Case: 15-15417 Date Filed: 12/16/2016 Page: 1 of 2
[DO NOT PUBLISH]
IN THE UNITED STATES COURT OF APPEALS
FOR THE ELEVENTH CIRCUIT
________________________
No. 15-15417
________________________
D.C. Docket No. 5:15-cv-00206-CAR
ELAINE MARSHALL,
Plaintiff-Appellant,
versus
FREDERICK J. HANNA AND ASSOCIATES, P.C.,
Defendant-Appellee.
________________________
Appeal from the United States District Court
for the Middle District of Georgia
_______________________
(December 16, 2016)
Before WILLIAM PRYOR and ROSENBAUM, Circuit Judges, and
MARTINEZ, * District Judge.
PER CURIAM:
*
Honorable Jose E. Martinez, United States District Judge for the Southern District of Florida,
sitting by designation.
Case: 15-15417 Date Filed: 12/16/2016 Page: 2 of 2
The only issue in this appeal is whether the venue provision of the Fair Debt
Collection Practices Act, 15 U.S.C. § 1692i(a)(2), applies to garnishment
proceedings under Georgia law. That issue is controlled by recent binding
precedent. See Ray v. McCullough Payne & Haan, LLC, No. 16-11518 (11th Cir.

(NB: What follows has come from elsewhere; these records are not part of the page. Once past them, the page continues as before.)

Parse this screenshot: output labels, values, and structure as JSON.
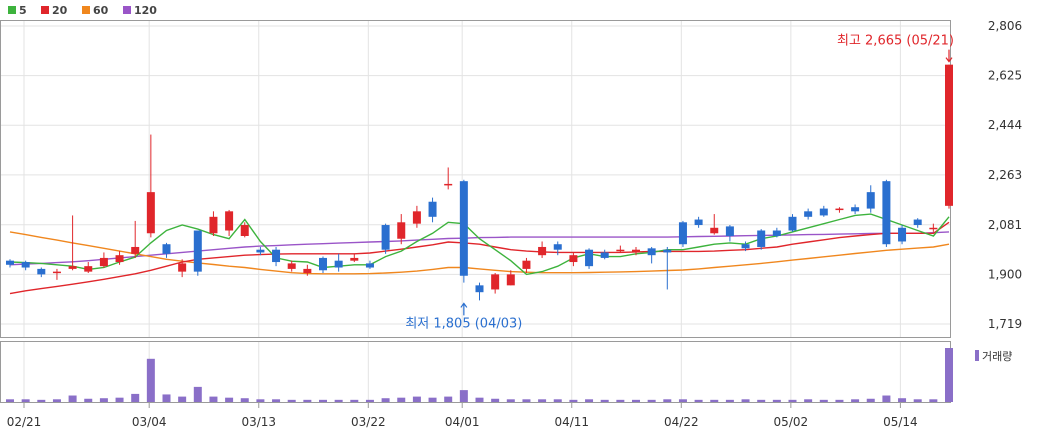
{
  "legend": [
    {
      "label": "5",
      "color": "#3db33d"
    },
    {
      "label": "20",
      "color": "#e0262b"
    },
    {
      "label": "60",
      "color": "#f0871e"
    },
    {
      "label": "120",
      "color": "#9a55c8"
    }
  ],
  "volume_label": "거래량",
  "chart_data": {
    "type": "candlestick",
    "x_labels": [
      {
        "index": 0,
        "label": "02/21"
      },
      {
        "index": 8,
        "label": "03/04"
      },
      {
        "index": 15,
        "label": "03/13"
      },
      {
        "index": 22,
        "label": "03/22"
      },
      {
        "index": 28,
        "label": "04/01"
      },
      {
        "index": 35,
        "label": "04/11"
      },
      {
        "index": 42,
        "label": "04/22"
      },
      {
        "index": 49,
        "label": "05/02"
      },
      {
        "index": 56,
        "label": "05/14"
      }
    ],
    "ylim": [
      1719,
      2806
    ],
    "y_ticks": [
      "2,806",
      "2,625",
      "2,444",
      "2,263",
      "2,081",
      "1,900",
      "1,719"
    ],
    "y_tick_values": [
      2806,
      2625,
      2444,
      2263,
      2081,
      1900,
      1719
    ],
    "annotations": {
      "high": {
        "text": "최고 2,665 (05/21)",
        "index": 60,
        "value": 2665
      },
      "low": {
        "text": "최저 1,805 (04/03)",
        "index": 29,
        "value": 1805
      }
    },
    "candles": [
      [
        1950,
        1935,
        1955,
        1925
      ],
      [
        1945,
        1925,
        1950,
        1915
      ],
      [
        1920,
        1900,
        1925,
        1890
      ],
      [
        1905,
        1910,
        1920,
        1880
      ],
      [
        1920,
        1930,
        2115,
        1915
      ],
      [
        1910,
        1930,
        1945,
        1905
      ],
      [
        1930,
        1960,
        1980,
        1925
      ],
      [
        1945,
        1970,
        1985,
        1935
      ],
      [
        1975,
        2000,
        2095,
        1960
      ],
      [
        2050,
        2200,
        2410,
        2035
      ],
      [
        2010,
        1975,
        2015,
        1960
      ],
      [
        1910,
        1940,
        1955,
        1890
      ],
      [
        2060,
        1910,
        2060,
        1895
      ],
      [
        2050,
        2110,
        2130,
        2040
      ],
      [
        2060,
        2130,
        2135,
        2040
      ],
      [
        2040,
        2080,
        2090,
        2035
      ],
      [
        1990,
        1980,
        2000,
        1970
      ],
      [
        1990,
        1945,
        2000,
        1930
      ],
      [
        1920,
        1940,
        1950,
        1910
      ],
      [
        1905,
        1920,
        1935,
        1895
      ],
      [
        1960,
        1915,
        1965,
        1905
      ],
      [
        1950,
        1925,
        1975,
        1910
      ],
      [
        1950,
        1960,
        1975,
        1945
      ],
      [
        1940,
        1925,
        1950,
        1920
      ],
      [
        2080,
        1990,
        2085,
        1975
      ],
      [
        2030,
        2090,
        2120,
        2010
      ],
      [
        2085,
        2130,
        2150,
        2070
      ],
      [
        2165,
        2110,
        2180,
        2090
      ],
      [
        2225,
        2230,
        2290,
        2210
      ],
      [
        2240,
        1895,
        2245,
        1870
      ],
      [
        1860,
        1835,
        1870,
        1805
      ],
      [
        1845,
        1900,
        1905,
        1830
      ],
      [
        1860,
        1900,
        1915,
        1860
      ],
      [
        1920,
        1950,
        1960,
        1905
      ],
      [
        1970,
        2000,
        2020,
        1960
      ],
      [
        2010,
        1990,
        2020,
        1970
      ],
      [
        1945,
        1970,
        1980,
        1930
      ],
      [
        1990,
        1930,
        1995,
        1920
      ],
      [
        1980,
        1960,
        1990,
        1955
      ],
      [
        1990,
        1990,
        2005,
        1980
      ],
      [
        1980,
        1990,
        2000,
        1970
      ],
      [
        1995,
        1970,
        2000,
        1940
      ],
      [
        1990,
        1980,
        2000,
        1845
      ],
      [
        2090,
        2010,
        2095,
        2000
      ],
      [
        2100,
        2080,
        2110,
        2070
      ],
      [
        2050,
        2070,
        2120,
        2045
      ],
      [
        2075,
        2040,
        2080,
        2020
      ],
      [
        2010,
        1995,
        2020,
        1985
      ],
      [
        2060,
        2000,
        2065,
        1990
      ],
      [
        2060,
        2040,
        2070,
        2035
      ],
      [
        2110,
        2060,
        2120,
        2055
      ],
      [
        2130,
        2110,
        2140,
        2100
      ],
      [
        2140,
        2115,
        2150,
        2110
      ],
      [
        2135,
        2140,
        2145,
        2125
      ],
      [
        2145,
        2130,
        2155,
        2120
      ],
      [
        2200,
        2140,
        2225,
        2125
      ],
      [
        2240,
        2010,
        2245,
        2000
      ],
      [
        2070,
        2020,
        2080,
        2010
      ],
      [
        2100,
        2080,
        2105,
        2070
      ],
      [
        2070,
        2070,
        2085,
        2055
      ],
      [
        2150,
        2665,
        2665,
        2140
      ]
    ],
    "volume": [
      0.05,
      0.05,
      0.04,
      0.05,
      0.12,
      0.06,
      0.07,
      0.08,
      0.15,
      0.8,
      0.14,
      0.1,
      0.28,
      0.1,
      0.08,
      0.07,
      0.05,
      0.05,
      0.04,
      0.04,
      0.04,
      0.04,
      0.04,
      0.04,
      0.07,
      0.08,
      0.1,
      0.08,
      0.1,
      0.22,
      0.08,
      0.06,
      0.05,
      0.05,
      0.05,
      0.05,
      0.04,
      0.05,
      0.04,
      0.04,
      0.04,
      0.04,
      0.05,
      0.05,
      0.04,
      0.04,
      0.04,
      0.05,
      0.04,
      0.04,
      0.04,
      0.05,
      0.04,
      0.04,
      0.05,
      0.06,
      0.12,
      0.07,
      0.05,
      0.05,
      1.0
    ],
    "ma5": [
      1945,
      1943,
      1940,
      1935,
      1930,
      1918,
      1925,
      1945,
      1963,
      2015,
      2060,
      2080,
      2065,
      2045,
      2030,
      2100,
      2020,
      1960,
      1948,
      1945,
      1925,
      1930,
      1935,
      1935,
      1965,
      1985,
      2020,
      2050,
      2090,
      2085,
      2030,
      1990,
      1950,
      1900,
      1910,
      1930,
      1960,
      1975,
      1965,
      1965,
      1975,
      1980,
      1990,
      1990,
      2000,
      2010,
      2015,
      2010,
      2030,
      2040,
      2055,
      2070,
      2085,
      2100,
      2115,
      2120,
      2100,
      2080,
      2060,
      2040,
      2110
    ],
    "ma20": [
      1830,
      1840,
      1848,
      1856,
      1864,
      1873,
      1882,
      1892,
      1902,
      1915,
      1930,
      1945,
      1955,
      1960,
      1965,
      1970,
      1972,
      1974,
      1975,
      1975,
      1975,
      1975,
      1975,
      1978,
      1985,
      1992,
      2000,
      2008,
      2018,
      2015,
      2010,
      2000,
      1990,
      1985,
      1982,
      1980,
      1980,
      1980,
      1980,
      1980,
      1982,
      1984,
      1984,
      1984,
      1984,
      1985,
      1988,
      1990,
      1995,
      2000,
      2010,
      2018,
      2026,
      2034,
      2040,
      2045,
      2050,
      2050,
      2050,
      2050,
      2090
    ],
    "ma60": [
      2055,
      2045,
      2035,
      2025,
      2015,
      2005,
      1995,
      1985,
      1975,
      1965,
      1955,
      1948,
      1942,
      1936,
      1930,
      1925,
      1918,
      1912,
      1906,
      1903,
      1902,
      1902,
      1902,
      1903,
      1905,
      1908,
      1912,
      1918,
      1925,
      1925,
      1920,
      1915,
      1910,
      1908,
      1906,
      1906,
      1906,
      1907,
      1908,
      1909,
      1910,
      1912,
      1914,
      1916,
      1920,
      1925,
      1930,
      1935,
      1940,
      1946,
      1952,
      1958,
      1964,
      1970,
      1976,
      1982,
      1988,
      1992,
      1996,
      2000,
      2010
    ],
    "ma120": [
      1935,
      1938,
      1940,
      1943,
      1946,
      1950,
      1955,
      1960,
      1965,
      1970,
      1975,
      1980,
      1985,
      1990,
      1995,
      2000,
      2003,
      2005,
      2008,
      2010,
      2012,
      2014,
      2016,
      2018,
      2020,
      2022,
      2025,
      2028,
      2031,
      2032,
      2034,
      2035,
      2036,
      2036,
      2036,
      2036,
      2036,
      2036,
      2036,
      2036,
      2036,
      2036,
      2036,
      2037,
      2038,
      2039,
      2040,
      2041,
      2042,
      2043,
      2044,
      2045,
      2046,
      2047,
      2048,
      2049,
      2050,
      2050,
      2050,
      2052,
      2055
    ]
  }
}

Sept. 29, 2016). The venue provision of the Act requires “[a]ny debt collector who
brings any legal action on a debt against any consumer” to “bring such action only
in the judicial district . . . in which such consumer signed the contract sued upon;
or in which such consumer resides at the commencement of the action.” 15 U.S.C.
§ 1629i(a)(2). We held in Ray that the provision does not apply to garnishment
proceedings brought under Georgia law because those proceedings are
“fundamentally an action against the garnishee, not the consumer.” Ray, slip op.
at 8. Frederick J. Hanna and Associates obtained a judgment against Elaine
Marshall and then filed a garnishment action in Georgia against her employer.
Because this garnishment proceeding was against the garnishee, Marshall’s
employer, and not the consumer, Marshall, the venue provision of the Act does not
apply.
We AFFIRM the judgment of the district court.